4. I started out extremely positively, noting how much I’ve enjoyed their product in the past.
I am a long time customer and I’ve always been happy with their Lemon Sour flavor.
5. I remained diplomatic and courteous and left out the sarcasm.
They made a business decision that I’m unhappy with. There’s no reason to not be diplomatic about it.
Why do this?
A handwritten letter can provide clear documentation for the company as to the desires of their customer base. Quite often, diplomatic handwritten letters from people who have never written before can get the serious attention of the company in question.
Start a Facebook Fan Page
I started a Facebook fan page entitled Bring Back the Original Spring Grove Lemon Sour! and encouraged people I know from that area on Facebook to join the group. I posted basic information about the change and will let people know anything I find out about reverting back to the original formula using that group. If the group picks up a lot of fans, I’ll send a link to the group to the folks at Spring Grove Soda as encouragement for reverting to the old formula.
One key is to use this type of platform to share methods of contacting the company, such as providing their phone number and their mailing address, to people who might also register a complaint.
Why do this?
It allows a person to collect a list and a count of people who agree with the sentiment as well as distributing methods of giving the company feedback. If this page (with a number of fans attached to it) is sent to the marketing director of a company, raw numbers like this can make a convincing case that a lot of customers care about the product and want to see changes.
Write About It Publicly
Well, frankly, you’re reading it. I don’t have access to a much more public place than The Simple Dollar, with hundreds of thousands of readers. I’m almost positive that at least some readers out there have tried Spring Grove Lemon Sour in the past and, hopefully, are also disappointed in the change or are at least aware of it. Such information may encourage them to take action as well.
Why do this?
It spreads the word in an extremely public fashion. While I am lucky enough to have a very public platform to use, almost everyone has access to at least some sort of platform to write publicly about it. Start a blog or write a guest entry for a blog like Consumerist. Use fan messageboards. You can start a Facebook fan page, as I did above, if you have no other platform available to you.
Will This Really Work?
My plan is to give it a month or so and see what happens with my various methods of lodging a complaint about this change. Let’s consider this a test case in how to lodge a consumer complaint.

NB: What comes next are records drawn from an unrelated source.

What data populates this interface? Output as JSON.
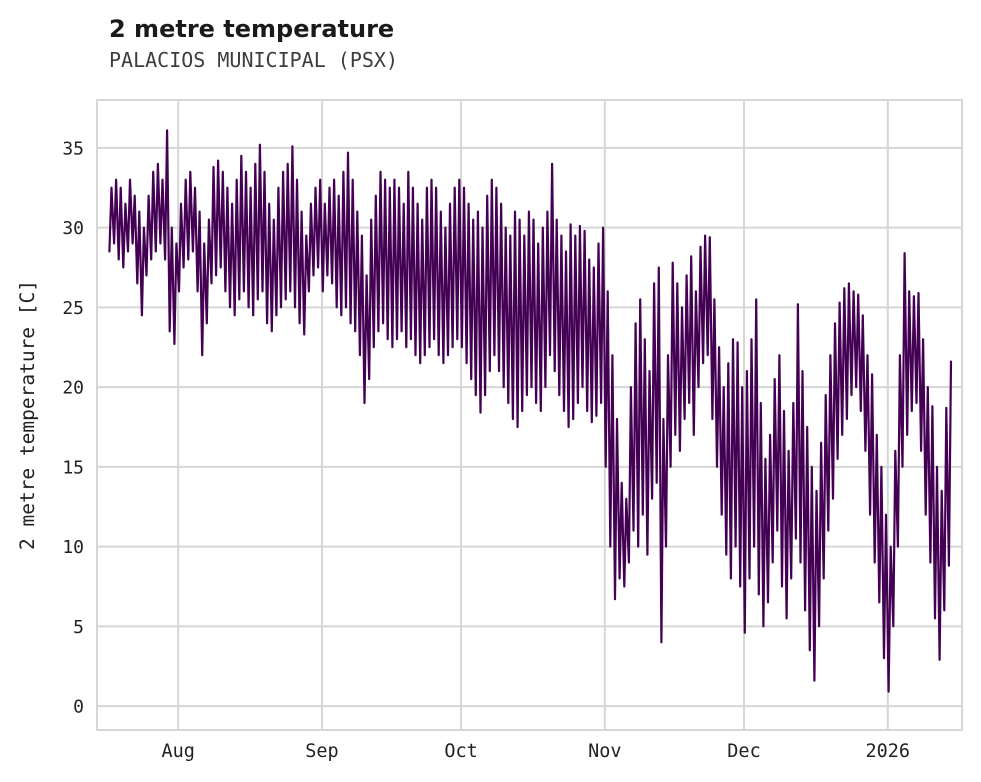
{
  "chart_data": {
    "type": "line",
    "title": "2 metre temperature",
    "subtitle": "PALACIOS MUNICIPAL (PSX)",
    "ylabel": "2 metre temperature [C]",
    "xlabel": "",
    "line_color": "#440154",
    "grid_color": "#d6d6d6",
    "grid": true,
    "legend": "none",
    "ylim": [
      -1.5,
      38
    ],
    "y_ticks": [
      0,
      5,
      10,
      15,
      20,
      25,
      30,
      35
    ],
    "x_unit": "day_index",
    "x_ticks": [
      {
        "day": 15,
        "label": "Aug"
      },
      {
        "day": 46,
        "label": "Sep"
      },
      {
        "day": 76,
        "label": "Oct"
      },
      {
        "day": 107,
        "label": "Nov"
      },
      {
        "day": 137,
        "label": "Dec"
      },
      {
        "day": 168,
        "label": "2026"
      }
    ],
    "sampling": "daily minimum and maximum temperature, mid-July through mid-January",
    "days": 182,
    "daily_min": [
      28.5,
      29,
      28,
      27.5,
      28.5,
      29,
      26.5,
      24.5,
      27,
      28,
      28.5,
      29,
      28,
      23.5,
      22.7,
      26,
      27.5,
      28,
      28.5,
      26,
      22,
      24,
      26.5,
      27,
      27.5,
      26,
      25,
      24.5,
      25.5,
      26,
      25,
      24.5,
      25.5,
      26,
      24,
      23.5,
      24.5,
      25,
      25.5,
      26,
      25,
      24,
      23.3,
      26,
      27,
      27.5,
      26,
      27,
      26.5,
      25,
      24.5,
      25,
      24,
      23.5,
      22,
      19,
      20.5,
      22.5,
      23.5,
      24,
      23,
      22.5,
      23,
      23.5,
      22.5,
      23,
      22,
      21.5,
      22,
      22.5,
      23,
      22,
      21.5,
      22,
      22.5,
      23,
      22.5,
      21.5,
      20.5,
      19.5,
      18.4,
      19.5,
      21,
      22,
      21,
      20,
      19,
      18,
      17.5,
      18.5,
      19.5,
      20,
      19,
      18.5,
      20,
      22,
      21,
      19.5,
      18.5,
      17.5,
      18,
      19,
      20,
      18.5,
      17.8,
      18.2,
      19,
      15,
      10,
      6.7,
      8,
      7.5,
      9,
      11,
      10,
      12,
      9.5,
      13,
      14,
      4,
      10,
      15,
      17,
      16,
      18,
      19,
      17,
      20,
      21.5,
      22,
      18,
      15,
      12,
      9.5,
      8,
      10,
      7.5,
      4.6,
      8,
      10,
      7,
      5,
      6.5,
      9,
      11,
      7.5,
      5.5,
      8,
      10.5,
      9,
      6,
      3.5,
      1.6,
      5,
      8,
      11,
      13,
      15.5,
      17,
      18,
      19.5,
      20,
      18.5,
      16,
      12,
      9,
      6.5,
      3,
      0.9,
      5,
      10,
      15,
      17,
      18.5,
      19,
      16,
      12,
      9,
      5.5,
      2.9,
      6,
      8.8
    ],
    "daily_max": [
      32.5,
      33,
      32.5,
      31.5,
      33,
      32,
      31,
      30,
      32,
      33.5,
      34,
      33,
      36.1,
      30,
      29,
      31.5,
      33,
      33.5,
      32.5,
      31,
      29,
      30.5,
      33.8,
      34.2,
      33.5,
      32.5,
      31.5,
      33,
      34.5,
      33.5,
      32.5,
      34,
      35.2,
      33.5,
      31.5,
      30.5,
      32.5,
      33.5,
      34,
      35.1,
      33,
      31,
      29.5,
      31.5,
      32.5,
      33,
      31.5,
      32.5,
      33,
      32,
      33.5,
      34.7,
      33,
      31,
      29.5,
      27,
      30.5,
      32,
      33.5,
      33,
      32.5,
      33,
      32.5,
      31.5,
      33.5,
      32.5,
      31.5,
      30.5,
      32.5,
      33,
      32.5,
      31,
      30,
      31.5,
      32.5,
      33,
      32.5,
      31.5,
      30.5,
      31,
      30,
      32,
      33,
      32.5,
      31.5,
      30,
      29.5,
      31,
      30.5,
      29.5,
      31,
      30.5,
      29,
      30,
      31,
      34,
      30.5,
      29.5,
      28.5,
      30.2,
      29.5,
      30.1,
      29.8,
      28,
      27.5,
      29,
      30,
      26,
      22,
      18,
      14,
      13,
      20,
      24,
      25.5,
      23,
      21,
      26.5,
      27.5,
      18,
      22,
      27.8,
      26.5,
      25,
      27,
      28.2,
      26,
      28.8,
      29.5,
      29.4,
      25.5,
      22.5,
      20,
      21.5,
      23,
      22.8,
      20,
      21,
      23,
      25.5,
      19,
      15.5,
      17,
      20.5,
      22,
      18.5,
      16,
      19,
      25.2,
      21,
      17.5,
      15,
      13.5,
      16.5,
      19.5,
      22,
      24,
      25.3,
      26.2,
      26.5,
      26,
      25.8,
      24.5,
      22,
      20.8,
      17,
      15,
      12,
      10,
      16,
      22,
      28.4,
      26,
      25.7,
      25.9,
      23,
      20,
      18.8,
      15,
      13.5,
      18.7,
      21.6
    ]
  }
}
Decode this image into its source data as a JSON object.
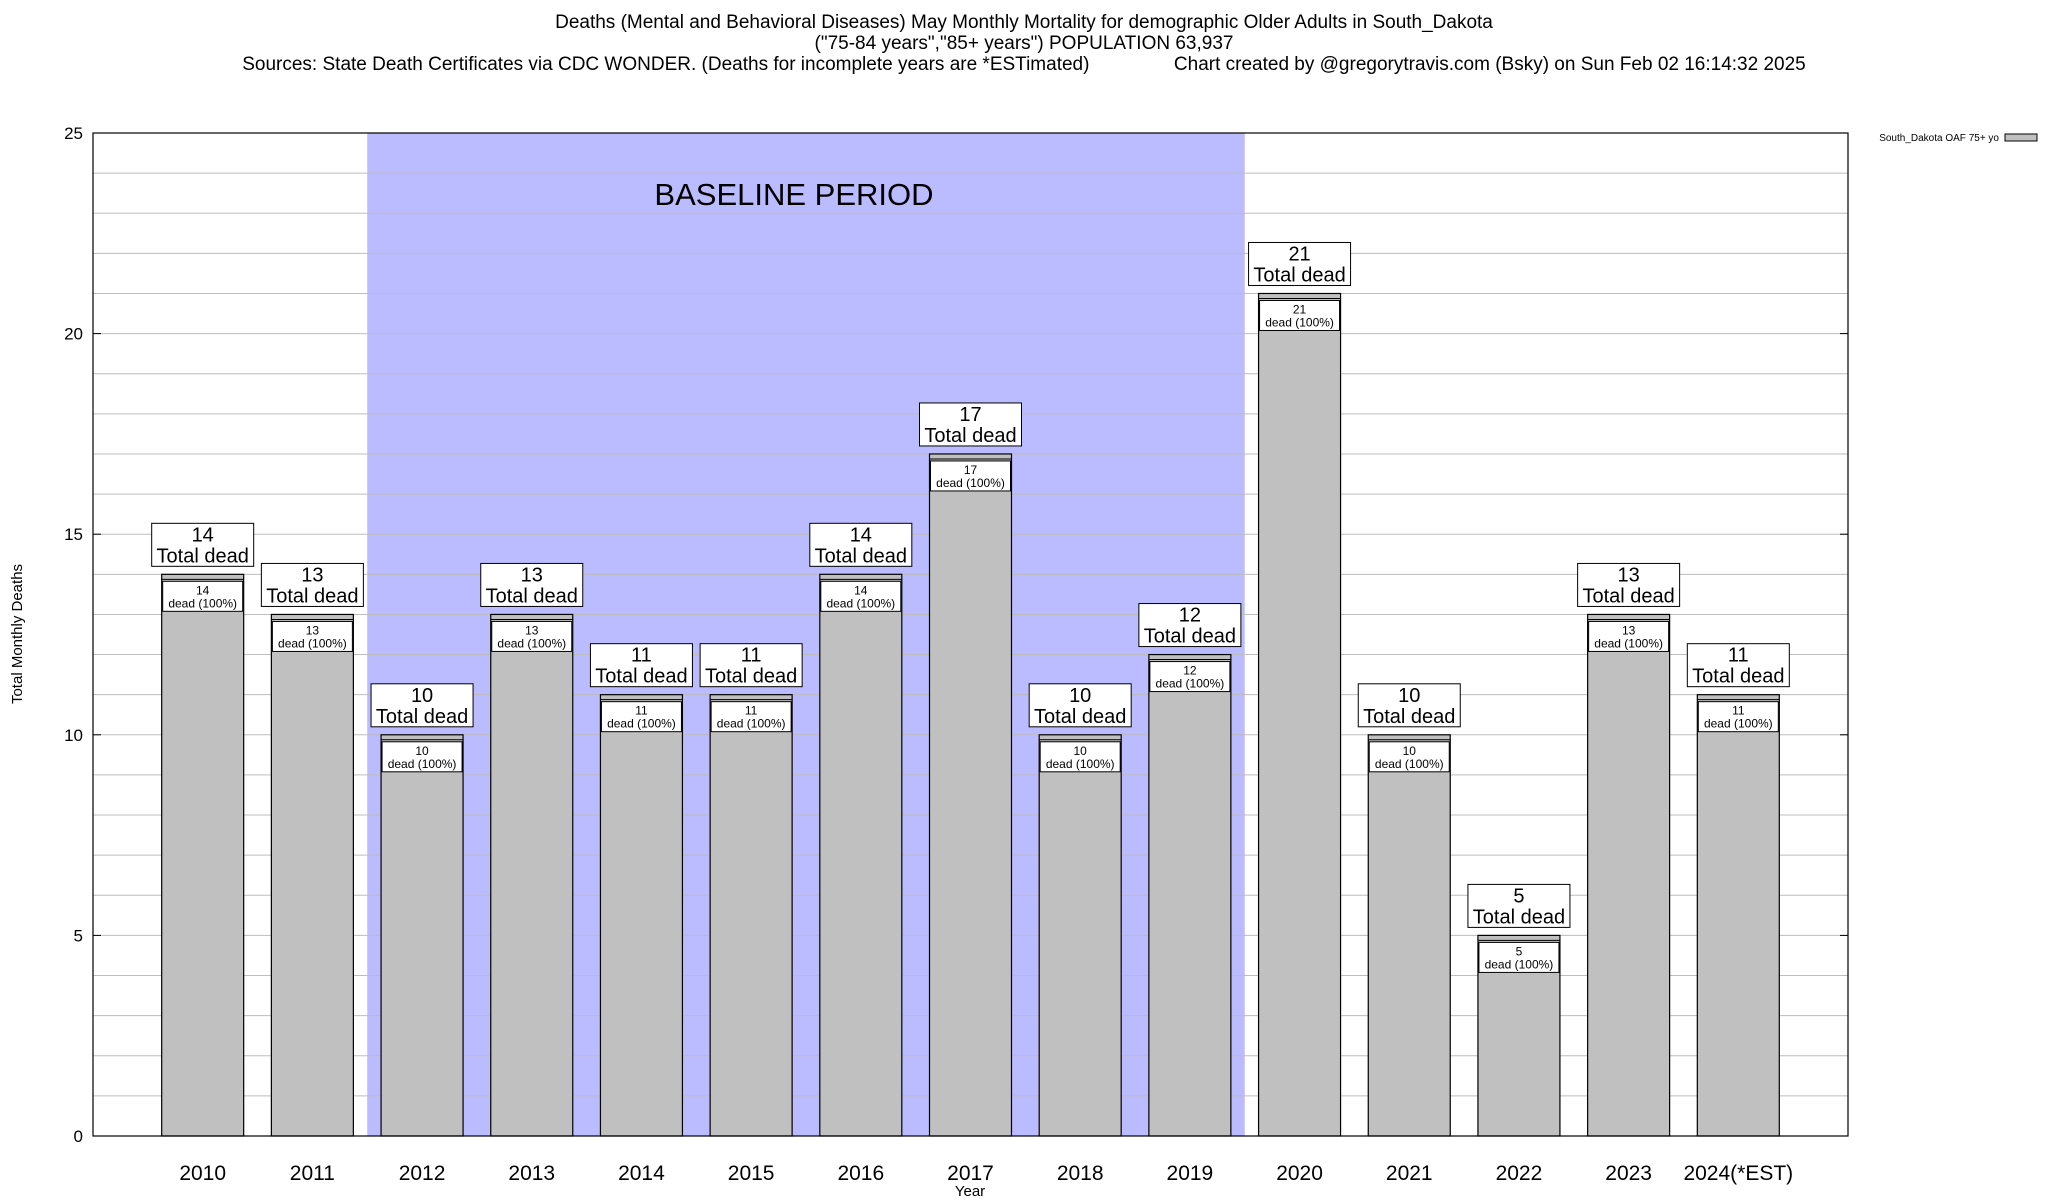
{
  "chart_data": {
    "type": "bar",
    "title": "Deaths (Mental and Behavioral Diseases) May Monthly Mortality for demographic Older Adults in South_Dakota",
    "subtitle": "(\"75-84 years\",\"85+ years\") POPULATION 63,937",
    "sources_line": "Sources: State Death Certificates via CDC WONDER. (Deaths for incomplete years are *ESTimated)",
    "credit_line": "Chart created by @gregorytravis.com (Bsky) on Sun Feb 02 16:14:32 2025",
    "xlabel": "Year",
    "ylabel": "Total Monthly Deaths",
    "ylim": [
      0,
      25
    ],
    "yticks": [
      "0",
      "5",
      "10",
      "15",
      "20",
      "25"
    ],
    "grid": true,
    "legend_position": "top-right",
    "categories": [
      "2010",
      "2011",
      "2012",
      "2013",
      "2014",
      "2015",
      "2016",
      "2017",
      "2018",
      "2019",
      "2020",
      "2021",
      "2022",
      "2023",
      "2024(*EST)"
    ],
    "series": [
      {
        "name": "South_Dakota OAF 75+ yo",
        "color": "#c0c0c0",
        "values": [
          14,
          13,
          10,
          13,
          11,
          11,
          14,
          17,
          10,
          12,
          21,
          10,
          5,
          13,
          11
        ]
      }
    ],
    "total_labels": [
      "14",
      "13",
      "10",
      "13",
      "11",
      "11",
      "14",
      "17",
      "10",
      "12",
      "21",
      "10",
      "5",
      "13",
      "11"
    ],
    "total_caption": "Total dead",
    "segment_labels": [
      "14",
      "13",
      "10",
      "13",
      "11",
      "11",
      "14",
      "17",
      "10",
      "12",
      "21",
      "10",
      "5",
      "13",
      "11"
    ],
    "segment_caption": "dead (100%)",
    "baseline": {
      "label": "BASELINE PERIOD",
      "start_category": "2012",
      "end_category": "2019",
      "color": "#bbbbff"
    }
  }
}
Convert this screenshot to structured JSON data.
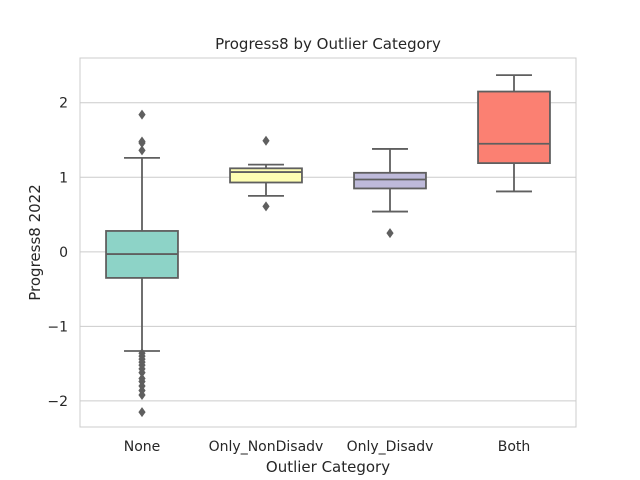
{
  "chart_data": {
    "type": "box",
    "title": "Progress8  by Outlier Category",
    "xlabel": "Outlier Category",
    "ylabel": "Progress8 2022",
    "ylim": [
      -2.35,
      2.6
    ],
    "yticks": [
      -2,
      -1,
      0,
      1,
      2
    ],
    "ytick_labels": [
      "−2",
      "−1",
      "0",
      "1",
      "2"
    ],
    "grid": "horizontal",
    "legend": "none",
    "categories": [
      "None",
      "Only_NonDisadv",
      "Only_Disadv",
      "Both"
    ],
    "series": [
      {
        "category": "None",
        "color": "#8dd3c7",
        "whisker_low": -1.33,
        "q1": -0.35,
        "median": -0.03,
        "q3": 0.28,
        "whisker_high": 1.26,
        "outliers": [
          1.84,
          1.48,
          1.46,
          1.36,
          -1.36,
          -1.4,
          -1.44,
          -1.48,
          -1.52,
          -1.57,
          -1.62,
          -1.7,
          -1.74,
          -1.8,
          -1.86,
          -1.92,
          -2.15
        ]
      },
      {
        "category": "Only_NonDisadv",
        "color": "#ffffb3",
        "whisker_low": 0.75,
        "q1": 0.93,
        "median": 1.07,
        "q3": 1.12,
        "whisker_high": 1.17,
        "outliers": [
          1.49,
          0.61
        ]
      },
      {
        "category": "Only_Disadv",
        "color": "#bebada",
        "whisker_low": 0.54,
        "q1": 0.85,
        "median": 0.97,
        "q3": 1.06,
        "whisker_high": 1.38,
        "outliers": [
          0.25
        ]
      },
      {
        "category": "Both",
        "color": "#fb8072",
        "whisker_low": 0.81,
        "q1": 1.19,
        "median": 1.45,
        "q3": 2.15,
        "whisker_high": 2.37,
        "outliers": []
      }
    ]
  }
}
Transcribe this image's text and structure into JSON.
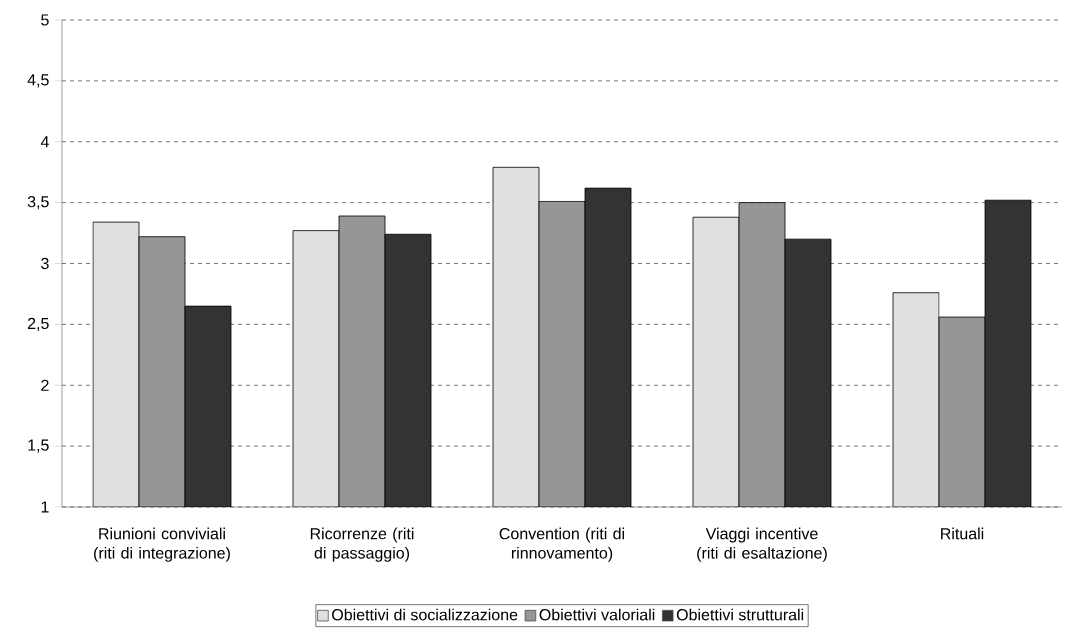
{
  "chart_data": {
    "type": "bar",
    "categories": [
      "Riunioni conviviali (riti di integrazione)",
      "Ricorrenze (riti di passaggio)",
      "Convention (riti di rinnovamento)",
      "Viaggi incentive (riti di esaltazione)",
      "Rituali"
    ],
    "series": [
      {
        "name": "Obiettivi di socializzazione",
        "color": "#e0e0e0",
        "values": [
          3.34,
          3.27,
          3.79,
          3.38,
          2.76
        ]
      },
      {
        "name": "Obiettivi valoriali",
        "color": "#969696",
        "values": [
          3.22,
          3.39,
          3.51,
          3.5,
          2.56
        ]
      },
      {
        "name": "Obiettivi strutturali",
        "color": "#333333",
        "values": [
          2.65,
          3.24,
          3.62,
          3.2,
          3.52
        ]
      }
    ],
    "ylim": [
      1,
      5
    ],
    "yticks": [
      1,
      {
        "value": 1.5,
        "label": "1,5"
      },
      2,
      {
        "value": 2.5,
        "label": "2,5"
      },
      3,
      {
        "value": 3.5,
        "label": "3,5"
      },
      4,
      {
        "value": 4.5,
        "label": "4,5"
      },
      5
    ],
    "grid": "y",
    "legend": "bottom"
  }
}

In a month, I’ll report back to you with notes on the success and failure of the various tactics tried.
If you’re upset by the change to Spring Grove Soda, please feel free to use any of the information above to contact Spring Grove Soda and express your unhappiness with this formula alteration.
You can copy and paste anything from above, but I encourage you to alter it enough so that it can appear distinctive and reflect your own feelings on the matter.